Quantized Large Language Models: A Systematic Study of Confidence Calibration

This article interprets the uncertainty-aware-inference project, systematically analyzes the impact of Post-Training Quantization (PTQ) on the confidence calibration of large language models (LLMs) of different scales, and finds that quantization impairs calibration quality (the lower the precision, the larger the model scale, and the more obvious the impact on generation tasks). It also verifies that knowledge distillation can effectively restore part of the calibration performance, and provides practical insights such as quantization strategy selection, post-calibration processing techniques, and monitoring evaluation.

Large language models have high deployment costs, and Post-Training Quantization (PTQ) technology is widely used in resource-constrained environments (compressing weights to low precision such as 8-bit or 4-bit). However, whether quantization affects model reliability—especially the confidence calibration ability (the ability of prediction probability to reflect actual correctness)—is a key issue. The uncertainty-aware-inference project conducts a systematic study on this.

Confidence calibration refers to the matching between the model's prediction confidence and actual accuracy. Poor calibration (overconfidence/underconfidence) affects decision reliability. In high-risk scenarios such as medical diagnosis (affecting doctors' adoption of AI recommendations), autonomous driving (determining the timing of human takeover), and financial risk control (affecting the rate of misjudgment and missed judgment), calibration quality is crucial.

Model Coverage: Covers architectures such as LLaMA, Mistral, Falcon, parameter scales from 7B to 70B, and quantization precisions like INT8/INT4; Evaluation Metrics: Uses standard metrics such as ECE (Expected Calibration Error), MCE (Maximum Calibration Error), reliability diagrams, and Brier score to measure calibration quality.

Negative Impact of Quantization: PTQ impairs calibration quality; the lower the precision (e.g., INT4 vs.
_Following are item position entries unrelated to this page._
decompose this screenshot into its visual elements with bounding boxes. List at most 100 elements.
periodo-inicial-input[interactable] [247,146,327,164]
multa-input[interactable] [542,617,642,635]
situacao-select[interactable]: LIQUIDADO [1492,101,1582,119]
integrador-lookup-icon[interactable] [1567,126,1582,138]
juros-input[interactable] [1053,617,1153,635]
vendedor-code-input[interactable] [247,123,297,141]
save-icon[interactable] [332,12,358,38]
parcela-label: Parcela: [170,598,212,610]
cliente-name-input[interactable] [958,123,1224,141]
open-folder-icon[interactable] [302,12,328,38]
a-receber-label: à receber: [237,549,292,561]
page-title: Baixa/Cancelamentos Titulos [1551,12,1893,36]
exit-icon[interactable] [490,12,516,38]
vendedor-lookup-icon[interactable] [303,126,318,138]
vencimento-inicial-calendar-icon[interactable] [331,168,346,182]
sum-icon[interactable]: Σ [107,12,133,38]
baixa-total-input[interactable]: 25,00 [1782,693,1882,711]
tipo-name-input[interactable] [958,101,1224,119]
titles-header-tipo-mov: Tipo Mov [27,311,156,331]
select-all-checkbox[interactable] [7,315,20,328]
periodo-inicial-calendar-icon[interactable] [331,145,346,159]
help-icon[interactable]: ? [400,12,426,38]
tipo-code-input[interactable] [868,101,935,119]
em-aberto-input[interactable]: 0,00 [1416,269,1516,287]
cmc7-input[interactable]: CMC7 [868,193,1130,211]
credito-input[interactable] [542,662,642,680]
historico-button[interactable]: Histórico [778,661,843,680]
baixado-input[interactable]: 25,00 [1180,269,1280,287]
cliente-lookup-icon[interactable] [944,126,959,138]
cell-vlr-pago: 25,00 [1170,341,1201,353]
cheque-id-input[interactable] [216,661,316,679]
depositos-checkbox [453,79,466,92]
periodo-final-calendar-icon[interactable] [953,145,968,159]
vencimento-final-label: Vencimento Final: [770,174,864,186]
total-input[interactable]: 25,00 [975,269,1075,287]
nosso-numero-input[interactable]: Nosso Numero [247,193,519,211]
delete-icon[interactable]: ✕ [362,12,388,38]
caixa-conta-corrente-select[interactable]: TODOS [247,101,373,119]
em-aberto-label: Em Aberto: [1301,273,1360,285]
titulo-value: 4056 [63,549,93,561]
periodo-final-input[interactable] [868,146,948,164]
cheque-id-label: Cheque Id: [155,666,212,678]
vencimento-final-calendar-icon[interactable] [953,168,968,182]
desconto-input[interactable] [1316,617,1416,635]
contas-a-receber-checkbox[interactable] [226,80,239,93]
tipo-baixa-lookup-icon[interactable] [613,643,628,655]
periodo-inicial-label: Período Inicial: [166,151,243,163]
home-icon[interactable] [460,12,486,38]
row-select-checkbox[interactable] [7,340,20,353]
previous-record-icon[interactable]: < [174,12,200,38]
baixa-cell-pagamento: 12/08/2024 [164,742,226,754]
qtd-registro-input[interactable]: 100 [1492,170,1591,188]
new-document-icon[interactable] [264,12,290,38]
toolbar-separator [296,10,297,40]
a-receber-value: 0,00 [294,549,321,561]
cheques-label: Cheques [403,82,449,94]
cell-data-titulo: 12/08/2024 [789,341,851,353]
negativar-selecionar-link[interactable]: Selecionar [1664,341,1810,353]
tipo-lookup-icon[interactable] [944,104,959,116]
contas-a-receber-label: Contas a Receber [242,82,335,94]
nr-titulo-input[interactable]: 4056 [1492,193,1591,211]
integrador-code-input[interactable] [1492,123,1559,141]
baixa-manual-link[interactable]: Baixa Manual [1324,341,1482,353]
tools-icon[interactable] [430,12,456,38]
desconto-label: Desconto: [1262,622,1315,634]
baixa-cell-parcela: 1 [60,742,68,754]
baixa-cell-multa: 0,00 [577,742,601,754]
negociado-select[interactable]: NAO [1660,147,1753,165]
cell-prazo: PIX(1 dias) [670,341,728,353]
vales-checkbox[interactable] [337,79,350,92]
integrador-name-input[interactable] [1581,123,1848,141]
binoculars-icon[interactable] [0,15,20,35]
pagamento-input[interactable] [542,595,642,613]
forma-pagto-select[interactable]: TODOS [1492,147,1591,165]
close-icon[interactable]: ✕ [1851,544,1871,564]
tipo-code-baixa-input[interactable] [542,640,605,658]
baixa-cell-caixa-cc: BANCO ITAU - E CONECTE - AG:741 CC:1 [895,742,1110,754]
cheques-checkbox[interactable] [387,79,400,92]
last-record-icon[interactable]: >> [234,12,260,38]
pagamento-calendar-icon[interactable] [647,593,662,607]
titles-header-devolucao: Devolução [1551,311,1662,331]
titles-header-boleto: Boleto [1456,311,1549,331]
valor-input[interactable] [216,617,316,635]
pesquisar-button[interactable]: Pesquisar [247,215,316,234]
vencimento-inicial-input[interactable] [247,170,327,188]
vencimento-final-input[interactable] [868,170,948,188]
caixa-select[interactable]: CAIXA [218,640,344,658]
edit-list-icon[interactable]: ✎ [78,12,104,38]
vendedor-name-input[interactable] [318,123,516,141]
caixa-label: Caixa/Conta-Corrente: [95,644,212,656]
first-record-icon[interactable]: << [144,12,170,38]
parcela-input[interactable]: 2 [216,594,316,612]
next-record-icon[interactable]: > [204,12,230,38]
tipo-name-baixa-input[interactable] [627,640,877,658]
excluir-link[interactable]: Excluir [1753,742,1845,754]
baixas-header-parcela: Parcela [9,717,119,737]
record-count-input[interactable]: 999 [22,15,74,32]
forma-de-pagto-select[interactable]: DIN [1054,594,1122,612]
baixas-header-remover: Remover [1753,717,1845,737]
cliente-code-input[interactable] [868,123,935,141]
INT8), the larger the model scale, and the more obvious the impact on generation tasks (compared to classification tasks); Recovery via Distillation: Knowledge distillation with a full-precision model as the teacher and a quantized model as the student can significantly improve ECE and partially restore performance, but it requires a trade-off with additional computing resources.

Quantization Strategies: Prioritize INT8, keep key layers at high precision, mixed-precision quantization; Post-Calibration Processing: Temperature scaling, Platt scaling, bucket calibration; Monitoring and Evaluation: Regular sampling to evaluate ECE, establish a baseline for confidence distribution, analyze high-confidence wrong predictions.

The study only focuses on PTQ (commonly used in industry, low cost) and does not involve Quantization-Aware Training (QAT); the evaluation uses multi-task benchmark datasets (question answering, reasoning, code generation, etc.) to enhance the robustness of the conclusions.

Future Directions: Dynamic quantization, calibration-aware quantization objectives, other uncertainty representations; Summary: This study quantifies the impact of PTQ on LLM calibration, verifies the effectiveness of distillation, provides empirical references for deployment, and helps establish more reliable quantized LLM practices.